Showing t-distribution from multivariate standard normals

Question

I came across a paper that assumes the following has a t-distribution:

Let $W = \frac{\mathbf{a}'\mathbf{X}}{\sqrt{\mathbf{X}'\mathbf{X}}}$ and $\mathbf{a}' \in \mathbb{R}^n$ with $\mathbf{a}'\mathbf{a} = 1$. If $\mathbf{X} \sim N_n(\mathbf{0}, \mathbf{I}_n)$ then

$$\frac{\sqrt{(n-1)}W}{\sqrt{\left(1 - W^2\right)}},$$

follows a t-distribution with $n-1$ degrees of freedom.

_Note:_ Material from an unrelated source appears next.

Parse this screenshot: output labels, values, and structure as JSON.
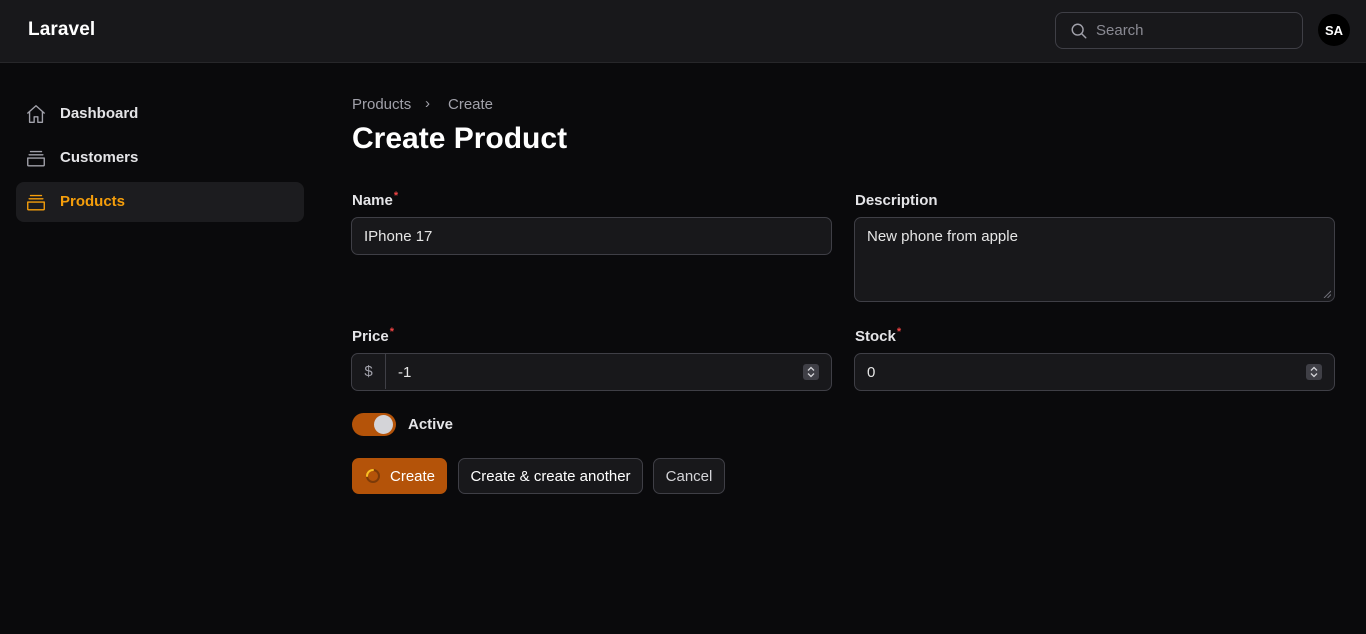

I don't quite see how this is true though. I'm assuming that to start you'd need to show that $\mathbf{a}'\mathbf{X}$ and $\sqrt{\mathbf{X}'\mathbf{X}}$ are independent, but I'm not quite sure how to proceed in the multivariate case.

Answer 1

Continuing from my comment above:

Let $$T=\frac{(\sqrt{n-1})W}{\sqrt{1 - W^2}}$$

Now, $$1-W^2 = 1-\frac{X'aa'X}{X'X}$$

$$\implies (1-W^2)X'X=X'X-X'AX=X'(I-A)X\,,\qquad A\equiv aa'$$

Therefore,

\begin{align} T&=\frac{(\sqrt{n-1})a'X}{\sqrt{X'X}}\frac{\sqrt{X'X}}{\sqrt{X'(I-A)X}} \\&=\frac{(\sqrt{n-1})a'X}{\sqrt{X'(I-A)X}} \end{align}

See that $A$ is a symmetric idempotent matrix with $\operatorname{tr}(A)=\operatorname{rank}(A)=1$. Similarly, $(I-A)$ is also symmetric idempotent so $\operatorname{rank}(I-A)=n-1$.

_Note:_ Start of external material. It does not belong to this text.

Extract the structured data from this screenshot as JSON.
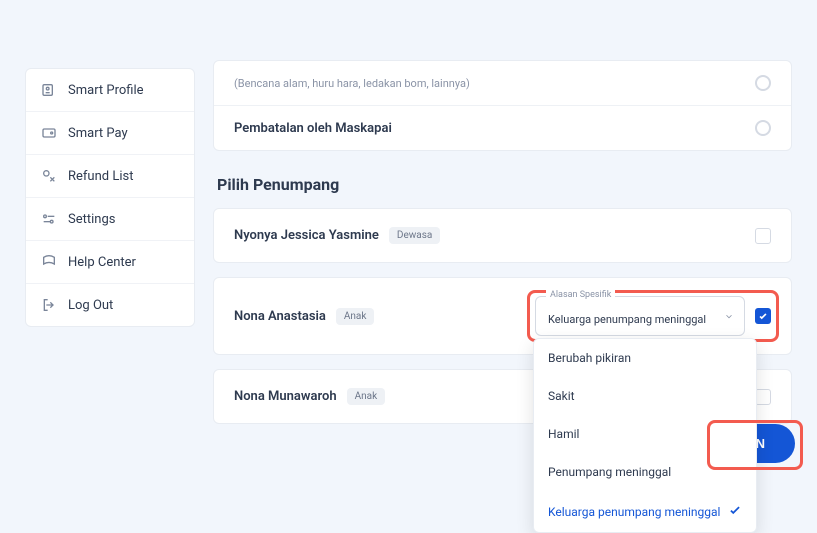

Now let $$Z=a'X \quad\text{ and }\quad V=X'(I-A)X$$

We have, $$X'X=X'AX+X'(I-A)X = Z^2+V$$

Since $\operatorname{rank}(A)+\operatorname{rank}(I-A)=n$, from Cochran's theorem:

$X'AX$ and $X'(I-A)X$ are independent.

Therefore $Z$ and $V$ are independent and $Z^2\sim \chi^2_{(1)}$ and $V\sim \chi^2_{(n-1)}$.

Finally, $$T=\frac{Z}{\sqrt{V/(n-1)}}\,,$$ which by definition now follows t-distribution with $(n-1)$ degrees of freedom.